Looking only at the second quarter, however, corporate bond issuance edged up from a year earlier. Analysts say companies rushed to complete their fundraising amid concerns that the central bank might raise its base rate as high oil prices, driven by geopolitical tensions in the Middle East, put upward pressure on inflation. "There was an atmosphere of issuing corporate bonds to lower funding costs even slightly, on expectations that rates could rise further from current levels," an official in the investment banking (IB) industry said.
The outlook for the second half is also challenging. With the Bank of Korea increasingly likely to raise its base rate, supply pressures are expected to continue amid rising issuance of both short- and long-term bonds. "The July Monetary Policy Board meeting will be the starting point of a rate-hike cycle rather than a resolution of uncertainty," said Kim Chan-hee, a researcher at Shinhan Investment & Securities. "With upward revisions to growth forecasts from the semiconductor trickle-down effect coinciding with an imminent rate hike, weakness is projected across the corporate bond market."
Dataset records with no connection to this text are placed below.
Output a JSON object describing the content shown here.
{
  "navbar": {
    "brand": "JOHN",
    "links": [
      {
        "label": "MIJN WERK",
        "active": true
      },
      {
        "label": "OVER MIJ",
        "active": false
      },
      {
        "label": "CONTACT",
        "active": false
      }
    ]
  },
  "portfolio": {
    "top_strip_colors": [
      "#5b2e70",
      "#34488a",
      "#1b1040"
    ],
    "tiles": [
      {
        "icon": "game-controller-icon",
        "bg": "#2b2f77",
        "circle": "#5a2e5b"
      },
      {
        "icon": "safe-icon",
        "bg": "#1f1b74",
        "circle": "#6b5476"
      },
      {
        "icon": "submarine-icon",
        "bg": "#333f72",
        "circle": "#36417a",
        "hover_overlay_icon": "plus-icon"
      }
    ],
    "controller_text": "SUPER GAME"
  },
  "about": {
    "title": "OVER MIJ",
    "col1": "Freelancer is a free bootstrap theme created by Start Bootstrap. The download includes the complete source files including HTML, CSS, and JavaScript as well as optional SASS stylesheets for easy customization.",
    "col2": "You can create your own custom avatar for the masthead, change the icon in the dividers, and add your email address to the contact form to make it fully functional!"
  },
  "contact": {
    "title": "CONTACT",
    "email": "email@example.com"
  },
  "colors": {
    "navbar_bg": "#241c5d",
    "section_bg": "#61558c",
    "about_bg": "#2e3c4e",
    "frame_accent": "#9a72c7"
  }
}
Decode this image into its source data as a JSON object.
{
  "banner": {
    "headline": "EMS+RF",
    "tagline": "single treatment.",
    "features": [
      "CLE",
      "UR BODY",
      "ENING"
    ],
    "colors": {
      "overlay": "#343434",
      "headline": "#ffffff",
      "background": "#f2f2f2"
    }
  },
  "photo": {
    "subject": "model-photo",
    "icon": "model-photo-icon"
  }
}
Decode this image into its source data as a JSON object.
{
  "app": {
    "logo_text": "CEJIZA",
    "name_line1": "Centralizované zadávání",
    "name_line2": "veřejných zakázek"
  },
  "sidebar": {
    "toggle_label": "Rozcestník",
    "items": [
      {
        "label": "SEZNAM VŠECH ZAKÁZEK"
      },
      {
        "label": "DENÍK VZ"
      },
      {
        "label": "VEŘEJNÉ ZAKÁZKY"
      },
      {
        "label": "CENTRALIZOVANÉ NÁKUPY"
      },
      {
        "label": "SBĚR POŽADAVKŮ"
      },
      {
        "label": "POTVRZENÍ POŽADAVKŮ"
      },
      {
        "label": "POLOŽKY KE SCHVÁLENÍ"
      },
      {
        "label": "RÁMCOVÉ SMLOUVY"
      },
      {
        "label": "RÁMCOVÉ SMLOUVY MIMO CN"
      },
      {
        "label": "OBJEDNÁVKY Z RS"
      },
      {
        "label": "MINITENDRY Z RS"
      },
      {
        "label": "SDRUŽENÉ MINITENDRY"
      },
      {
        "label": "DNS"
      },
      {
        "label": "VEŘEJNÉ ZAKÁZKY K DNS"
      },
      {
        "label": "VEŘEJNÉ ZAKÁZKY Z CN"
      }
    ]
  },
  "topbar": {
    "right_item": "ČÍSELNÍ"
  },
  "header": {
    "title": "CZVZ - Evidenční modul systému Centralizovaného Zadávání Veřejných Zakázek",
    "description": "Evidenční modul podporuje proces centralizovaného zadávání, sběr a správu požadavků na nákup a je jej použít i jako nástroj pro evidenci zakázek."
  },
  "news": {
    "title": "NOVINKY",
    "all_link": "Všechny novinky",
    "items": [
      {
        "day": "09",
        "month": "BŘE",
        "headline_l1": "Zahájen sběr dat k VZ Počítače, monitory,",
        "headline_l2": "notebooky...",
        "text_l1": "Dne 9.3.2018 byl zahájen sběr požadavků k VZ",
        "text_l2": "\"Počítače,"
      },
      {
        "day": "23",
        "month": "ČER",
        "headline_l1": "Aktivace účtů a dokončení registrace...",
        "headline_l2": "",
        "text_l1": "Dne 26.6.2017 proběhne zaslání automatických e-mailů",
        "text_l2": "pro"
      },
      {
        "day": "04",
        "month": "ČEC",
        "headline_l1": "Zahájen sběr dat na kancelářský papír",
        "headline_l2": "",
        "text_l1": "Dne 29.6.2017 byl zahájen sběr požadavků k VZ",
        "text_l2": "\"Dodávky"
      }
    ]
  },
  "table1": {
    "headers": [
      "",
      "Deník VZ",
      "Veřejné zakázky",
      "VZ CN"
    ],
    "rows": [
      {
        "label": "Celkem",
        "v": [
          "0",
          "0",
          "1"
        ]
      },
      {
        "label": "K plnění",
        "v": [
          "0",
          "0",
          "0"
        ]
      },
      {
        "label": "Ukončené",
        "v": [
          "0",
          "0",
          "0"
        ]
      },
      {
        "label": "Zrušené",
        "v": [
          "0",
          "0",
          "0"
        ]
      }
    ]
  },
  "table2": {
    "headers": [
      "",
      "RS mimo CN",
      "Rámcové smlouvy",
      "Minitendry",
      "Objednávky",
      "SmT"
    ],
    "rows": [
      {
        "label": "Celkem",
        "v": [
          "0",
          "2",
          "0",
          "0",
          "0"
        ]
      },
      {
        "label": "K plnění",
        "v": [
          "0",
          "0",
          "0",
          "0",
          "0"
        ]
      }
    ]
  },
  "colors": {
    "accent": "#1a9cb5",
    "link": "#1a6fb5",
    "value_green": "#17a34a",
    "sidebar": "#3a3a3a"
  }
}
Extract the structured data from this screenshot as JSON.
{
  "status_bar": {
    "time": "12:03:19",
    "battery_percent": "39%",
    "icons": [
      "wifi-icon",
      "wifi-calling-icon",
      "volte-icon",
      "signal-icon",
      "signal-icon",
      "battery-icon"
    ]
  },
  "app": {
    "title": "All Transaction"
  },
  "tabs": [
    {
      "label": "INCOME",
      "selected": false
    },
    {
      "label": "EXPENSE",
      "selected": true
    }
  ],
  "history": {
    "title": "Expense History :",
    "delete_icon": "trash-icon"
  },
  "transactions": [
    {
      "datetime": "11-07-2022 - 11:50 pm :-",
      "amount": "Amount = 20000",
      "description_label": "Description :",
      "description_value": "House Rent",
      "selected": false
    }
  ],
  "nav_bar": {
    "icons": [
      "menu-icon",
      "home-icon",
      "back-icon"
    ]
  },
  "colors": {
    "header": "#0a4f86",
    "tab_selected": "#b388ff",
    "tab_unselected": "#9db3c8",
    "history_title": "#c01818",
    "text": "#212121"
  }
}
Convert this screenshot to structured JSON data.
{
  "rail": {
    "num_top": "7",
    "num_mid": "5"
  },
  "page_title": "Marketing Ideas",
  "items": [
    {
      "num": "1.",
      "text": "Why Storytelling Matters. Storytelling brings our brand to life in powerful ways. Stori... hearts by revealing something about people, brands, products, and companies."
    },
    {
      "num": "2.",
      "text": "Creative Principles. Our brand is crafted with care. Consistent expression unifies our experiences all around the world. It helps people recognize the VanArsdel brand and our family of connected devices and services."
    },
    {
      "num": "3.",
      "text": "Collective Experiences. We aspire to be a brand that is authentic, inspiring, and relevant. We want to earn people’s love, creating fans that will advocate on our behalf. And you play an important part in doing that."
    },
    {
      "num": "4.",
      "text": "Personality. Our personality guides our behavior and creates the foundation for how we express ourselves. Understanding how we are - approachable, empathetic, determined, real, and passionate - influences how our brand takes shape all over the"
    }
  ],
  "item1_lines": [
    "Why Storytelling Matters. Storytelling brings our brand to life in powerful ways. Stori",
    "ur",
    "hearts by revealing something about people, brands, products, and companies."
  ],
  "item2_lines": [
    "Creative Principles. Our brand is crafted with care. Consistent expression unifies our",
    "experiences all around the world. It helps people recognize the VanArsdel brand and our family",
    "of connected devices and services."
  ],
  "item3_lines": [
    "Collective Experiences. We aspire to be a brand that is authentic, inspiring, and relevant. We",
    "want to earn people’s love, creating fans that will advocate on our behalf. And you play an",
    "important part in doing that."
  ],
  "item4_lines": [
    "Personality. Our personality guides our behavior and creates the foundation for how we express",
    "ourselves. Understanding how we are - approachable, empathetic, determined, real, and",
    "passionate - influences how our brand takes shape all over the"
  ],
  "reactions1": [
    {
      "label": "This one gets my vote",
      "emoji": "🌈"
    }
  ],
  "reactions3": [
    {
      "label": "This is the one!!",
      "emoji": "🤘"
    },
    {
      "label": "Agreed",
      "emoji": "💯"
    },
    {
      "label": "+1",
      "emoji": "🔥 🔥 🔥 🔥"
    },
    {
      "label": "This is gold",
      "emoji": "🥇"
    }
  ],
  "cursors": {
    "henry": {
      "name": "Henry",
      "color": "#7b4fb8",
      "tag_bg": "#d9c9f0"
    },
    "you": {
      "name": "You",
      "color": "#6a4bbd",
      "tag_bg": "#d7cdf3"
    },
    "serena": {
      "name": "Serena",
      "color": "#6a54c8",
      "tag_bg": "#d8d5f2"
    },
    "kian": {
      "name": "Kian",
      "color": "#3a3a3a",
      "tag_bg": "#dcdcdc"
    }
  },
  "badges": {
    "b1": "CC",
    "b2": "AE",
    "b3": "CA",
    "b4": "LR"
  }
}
Investor sentiment toward bonds is also cooling sharply. Following JR Global REIT in the first half of this year, the fallout from corporate rehabilitation and workout filings by JoongAng Group affiliates has heightened caution toward lower-rated bonds. "For lower-rated companies, there had been a supply-demand advantage in which individual investment demand increased based on high interest rates during periods of rising rates," said Kim Sang-man, a researcher at Hana Securities.